Klosevitz’s sister, Jenni Klose, recalls their adoptive mother would “sing and dance in the house to ‘I Am Woman’ for a pick-me-up.”
Swartz traveled, practiced yoga, hosted a radio program on Sonoma County’s listener-supported KRCB, wrote plays and scripts and performed improv. She seized every opportunity to be on the beach near Bodega Bay or in Massachusetts. She loved the snow.
“She was interested in popular fiction, literature, news, music, fashion - everything,” Samantha Swartz said.
Recalled close friend Miriam Silver of Sebastopol, who worked with Swartz at The Press Democrat before becoming a teacher, “Susan was always the person ready for a new adventure, whether that meant a news story, meeting new people, exploring a new city or country, a book, a museum, the opera.”

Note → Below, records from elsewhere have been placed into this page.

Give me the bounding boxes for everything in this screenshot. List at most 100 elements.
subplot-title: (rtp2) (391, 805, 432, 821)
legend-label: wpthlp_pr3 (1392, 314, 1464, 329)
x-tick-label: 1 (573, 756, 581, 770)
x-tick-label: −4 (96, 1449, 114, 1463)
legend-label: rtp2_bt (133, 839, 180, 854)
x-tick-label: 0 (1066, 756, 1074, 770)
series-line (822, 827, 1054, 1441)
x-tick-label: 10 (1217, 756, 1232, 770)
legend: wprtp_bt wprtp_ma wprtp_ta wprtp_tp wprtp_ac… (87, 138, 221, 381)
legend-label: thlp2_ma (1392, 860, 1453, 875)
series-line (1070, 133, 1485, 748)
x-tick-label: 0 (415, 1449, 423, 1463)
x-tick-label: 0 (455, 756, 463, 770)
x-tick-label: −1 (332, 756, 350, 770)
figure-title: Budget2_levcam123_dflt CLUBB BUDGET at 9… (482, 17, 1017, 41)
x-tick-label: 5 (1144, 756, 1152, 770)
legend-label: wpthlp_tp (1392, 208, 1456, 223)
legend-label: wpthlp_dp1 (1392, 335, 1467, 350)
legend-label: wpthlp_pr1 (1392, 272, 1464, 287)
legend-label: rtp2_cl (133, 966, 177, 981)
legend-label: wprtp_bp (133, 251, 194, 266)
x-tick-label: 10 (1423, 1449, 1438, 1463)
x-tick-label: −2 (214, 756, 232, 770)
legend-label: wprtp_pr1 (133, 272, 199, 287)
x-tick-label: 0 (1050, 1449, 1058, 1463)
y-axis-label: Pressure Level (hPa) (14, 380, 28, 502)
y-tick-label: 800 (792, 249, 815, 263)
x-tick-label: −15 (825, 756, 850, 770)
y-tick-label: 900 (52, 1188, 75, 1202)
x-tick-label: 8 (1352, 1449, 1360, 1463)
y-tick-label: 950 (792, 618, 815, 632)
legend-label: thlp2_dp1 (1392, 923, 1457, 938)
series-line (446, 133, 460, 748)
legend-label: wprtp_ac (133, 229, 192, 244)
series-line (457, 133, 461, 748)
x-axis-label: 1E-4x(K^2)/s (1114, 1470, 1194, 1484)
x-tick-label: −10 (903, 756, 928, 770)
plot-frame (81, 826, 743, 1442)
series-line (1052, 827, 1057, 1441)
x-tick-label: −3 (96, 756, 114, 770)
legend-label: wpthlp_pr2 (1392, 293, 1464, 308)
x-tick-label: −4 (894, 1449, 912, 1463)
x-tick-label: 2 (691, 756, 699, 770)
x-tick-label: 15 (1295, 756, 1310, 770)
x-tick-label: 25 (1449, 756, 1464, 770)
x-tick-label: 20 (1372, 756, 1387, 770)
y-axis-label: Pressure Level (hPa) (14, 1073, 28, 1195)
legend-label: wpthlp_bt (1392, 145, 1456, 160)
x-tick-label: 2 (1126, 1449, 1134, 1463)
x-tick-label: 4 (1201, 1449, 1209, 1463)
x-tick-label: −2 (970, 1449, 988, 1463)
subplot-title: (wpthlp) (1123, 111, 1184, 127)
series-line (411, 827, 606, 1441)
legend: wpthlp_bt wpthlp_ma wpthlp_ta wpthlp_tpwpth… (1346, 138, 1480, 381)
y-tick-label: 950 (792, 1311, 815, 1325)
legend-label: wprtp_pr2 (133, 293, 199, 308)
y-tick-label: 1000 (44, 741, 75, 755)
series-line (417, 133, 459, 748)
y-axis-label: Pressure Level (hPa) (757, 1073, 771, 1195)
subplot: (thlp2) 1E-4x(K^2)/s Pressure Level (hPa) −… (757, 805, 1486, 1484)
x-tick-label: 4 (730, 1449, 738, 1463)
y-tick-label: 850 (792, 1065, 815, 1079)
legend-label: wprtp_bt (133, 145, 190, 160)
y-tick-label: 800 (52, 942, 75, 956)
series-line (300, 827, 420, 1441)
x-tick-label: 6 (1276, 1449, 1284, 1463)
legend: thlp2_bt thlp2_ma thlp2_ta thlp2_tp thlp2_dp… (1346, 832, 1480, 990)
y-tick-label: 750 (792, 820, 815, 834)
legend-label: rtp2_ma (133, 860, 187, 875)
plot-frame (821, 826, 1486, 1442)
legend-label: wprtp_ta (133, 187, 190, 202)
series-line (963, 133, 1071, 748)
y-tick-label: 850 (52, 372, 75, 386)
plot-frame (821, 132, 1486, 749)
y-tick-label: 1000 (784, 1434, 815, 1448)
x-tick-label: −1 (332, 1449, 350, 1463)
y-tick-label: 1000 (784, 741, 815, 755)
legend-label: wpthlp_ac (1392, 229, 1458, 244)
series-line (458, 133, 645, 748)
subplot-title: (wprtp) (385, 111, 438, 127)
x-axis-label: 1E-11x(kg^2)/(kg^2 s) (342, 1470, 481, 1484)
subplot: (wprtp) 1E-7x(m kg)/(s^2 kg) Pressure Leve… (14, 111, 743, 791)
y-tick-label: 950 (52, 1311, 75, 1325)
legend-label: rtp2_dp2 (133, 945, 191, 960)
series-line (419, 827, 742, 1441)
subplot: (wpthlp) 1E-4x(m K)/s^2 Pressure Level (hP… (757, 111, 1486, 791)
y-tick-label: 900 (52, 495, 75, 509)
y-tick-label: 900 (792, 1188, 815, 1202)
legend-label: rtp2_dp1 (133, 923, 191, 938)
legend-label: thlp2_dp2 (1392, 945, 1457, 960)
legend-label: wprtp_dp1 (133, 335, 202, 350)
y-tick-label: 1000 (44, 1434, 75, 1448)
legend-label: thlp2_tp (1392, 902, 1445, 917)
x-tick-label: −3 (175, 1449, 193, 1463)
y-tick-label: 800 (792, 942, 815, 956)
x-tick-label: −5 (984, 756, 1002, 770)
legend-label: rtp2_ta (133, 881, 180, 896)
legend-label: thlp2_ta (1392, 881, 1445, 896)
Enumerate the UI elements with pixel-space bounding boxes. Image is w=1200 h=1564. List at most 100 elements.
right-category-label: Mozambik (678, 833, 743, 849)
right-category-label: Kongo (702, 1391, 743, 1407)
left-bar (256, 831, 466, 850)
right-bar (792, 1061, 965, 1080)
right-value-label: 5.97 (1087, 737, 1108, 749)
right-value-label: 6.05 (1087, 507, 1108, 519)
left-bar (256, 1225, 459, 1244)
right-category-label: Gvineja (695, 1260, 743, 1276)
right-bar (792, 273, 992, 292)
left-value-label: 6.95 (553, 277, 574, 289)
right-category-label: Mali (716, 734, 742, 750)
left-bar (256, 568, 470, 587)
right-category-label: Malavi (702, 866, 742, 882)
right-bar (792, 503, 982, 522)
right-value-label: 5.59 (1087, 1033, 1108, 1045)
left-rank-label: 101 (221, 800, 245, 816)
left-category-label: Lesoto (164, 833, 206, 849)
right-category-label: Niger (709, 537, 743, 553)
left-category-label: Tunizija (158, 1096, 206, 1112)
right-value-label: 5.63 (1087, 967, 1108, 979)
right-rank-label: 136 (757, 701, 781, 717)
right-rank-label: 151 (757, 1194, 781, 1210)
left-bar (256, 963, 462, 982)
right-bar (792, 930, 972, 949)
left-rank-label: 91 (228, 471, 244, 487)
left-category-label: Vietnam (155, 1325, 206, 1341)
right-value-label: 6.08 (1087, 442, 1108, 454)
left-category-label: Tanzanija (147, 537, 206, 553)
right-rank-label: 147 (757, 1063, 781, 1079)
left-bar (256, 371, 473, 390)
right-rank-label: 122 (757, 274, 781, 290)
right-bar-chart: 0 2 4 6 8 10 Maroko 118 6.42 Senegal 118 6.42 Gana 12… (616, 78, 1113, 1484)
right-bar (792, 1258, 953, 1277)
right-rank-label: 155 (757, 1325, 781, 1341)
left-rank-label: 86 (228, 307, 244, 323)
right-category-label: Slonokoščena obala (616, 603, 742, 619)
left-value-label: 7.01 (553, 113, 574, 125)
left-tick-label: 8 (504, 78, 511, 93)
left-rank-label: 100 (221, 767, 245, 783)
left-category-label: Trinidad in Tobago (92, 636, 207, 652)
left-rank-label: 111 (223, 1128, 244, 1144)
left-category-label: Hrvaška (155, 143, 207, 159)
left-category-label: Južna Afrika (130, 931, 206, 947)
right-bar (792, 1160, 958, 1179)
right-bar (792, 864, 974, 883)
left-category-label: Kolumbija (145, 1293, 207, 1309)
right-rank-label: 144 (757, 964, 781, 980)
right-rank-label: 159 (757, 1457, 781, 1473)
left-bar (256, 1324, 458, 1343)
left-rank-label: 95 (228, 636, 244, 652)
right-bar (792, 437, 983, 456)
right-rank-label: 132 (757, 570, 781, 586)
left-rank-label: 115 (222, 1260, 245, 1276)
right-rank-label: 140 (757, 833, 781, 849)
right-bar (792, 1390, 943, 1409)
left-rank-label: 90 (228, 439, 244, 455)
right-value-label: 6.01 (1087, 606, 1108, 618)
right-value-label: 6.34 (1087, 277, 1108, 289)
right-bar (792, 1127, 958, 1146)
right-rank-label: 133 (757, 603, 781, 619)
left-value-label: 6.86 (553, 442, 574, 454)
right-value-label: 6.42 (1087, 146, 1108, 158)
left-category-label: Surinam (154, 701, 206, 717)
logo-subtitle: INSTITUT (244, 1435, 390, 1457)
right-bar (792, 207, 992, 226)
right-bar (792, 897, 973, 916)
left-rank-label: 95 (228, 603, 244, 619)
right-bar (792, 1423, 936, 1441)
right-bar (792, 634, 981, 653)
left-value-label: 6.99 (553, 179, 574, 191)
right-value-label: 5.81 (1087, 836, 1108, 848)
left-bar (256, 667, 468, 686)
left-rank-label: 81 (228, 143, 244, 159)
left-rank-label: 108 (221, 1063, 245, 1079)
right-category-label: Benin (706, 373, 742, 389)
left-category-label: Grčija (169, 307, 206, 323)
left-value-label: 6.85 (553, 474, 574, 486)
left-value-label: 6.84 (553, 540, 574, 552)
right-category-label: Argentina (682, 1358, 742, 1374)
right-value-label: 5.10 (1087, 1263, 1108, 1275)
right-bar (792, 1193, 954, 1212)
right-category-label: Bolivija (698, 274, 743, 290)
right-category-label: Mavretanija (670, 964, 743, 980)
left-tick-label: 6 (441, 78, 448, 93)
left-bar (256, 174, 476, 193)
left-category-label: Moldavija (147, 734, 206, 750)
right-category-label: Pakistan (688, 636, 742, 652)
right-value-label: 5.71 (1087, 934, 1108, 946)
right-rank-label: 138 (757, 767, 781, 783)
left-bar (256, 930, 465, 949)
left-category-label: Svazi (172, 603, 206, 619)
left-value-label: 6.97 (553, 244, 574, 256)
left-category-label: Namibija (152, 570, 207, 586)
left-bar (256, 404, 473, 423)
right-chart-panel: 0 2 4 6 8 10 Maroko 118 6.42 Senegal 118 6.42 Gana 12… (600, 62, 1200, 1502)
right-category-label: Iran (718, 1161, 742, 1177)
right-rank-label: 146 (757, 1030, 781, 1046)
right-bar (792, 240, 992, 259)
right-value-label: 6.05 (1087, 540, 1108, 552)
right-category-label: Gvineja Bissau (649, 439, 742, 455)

Said another longtime friend and fellow journalist and activist, Occidental’s Sara Peyton, “I’m trying to think: Is there anything Susan didn’t do?”
The former Susan Frey studied journalism at Ohio University. She would recall, “I went from the Erie Times News to the San Diego Evening Tribune, where I was hired the same day I applied because a reporter in the women’s section had just put in for maternity leave. Years later, I would land a job at The Press Democrat as quickly, taking over for another pregnant reporter.”
She was assigned at the start of her career to cover what she said were perceived as “womanly things”: Society, fashion, food.
She recalled in a Press Democrat column upon her quasi-retirement in 2008 that early on “women reporters didn’t cover courts or cops or politics ... I was in my 20s and flying to New York twice a year for fashion week to write about hemlines and whether belts would be wide or skinny next season.
She added, “Eventually I got to write about serious things ... my timing was perfect to report on the women’s movement as we became judges, construction workers and rock stars.”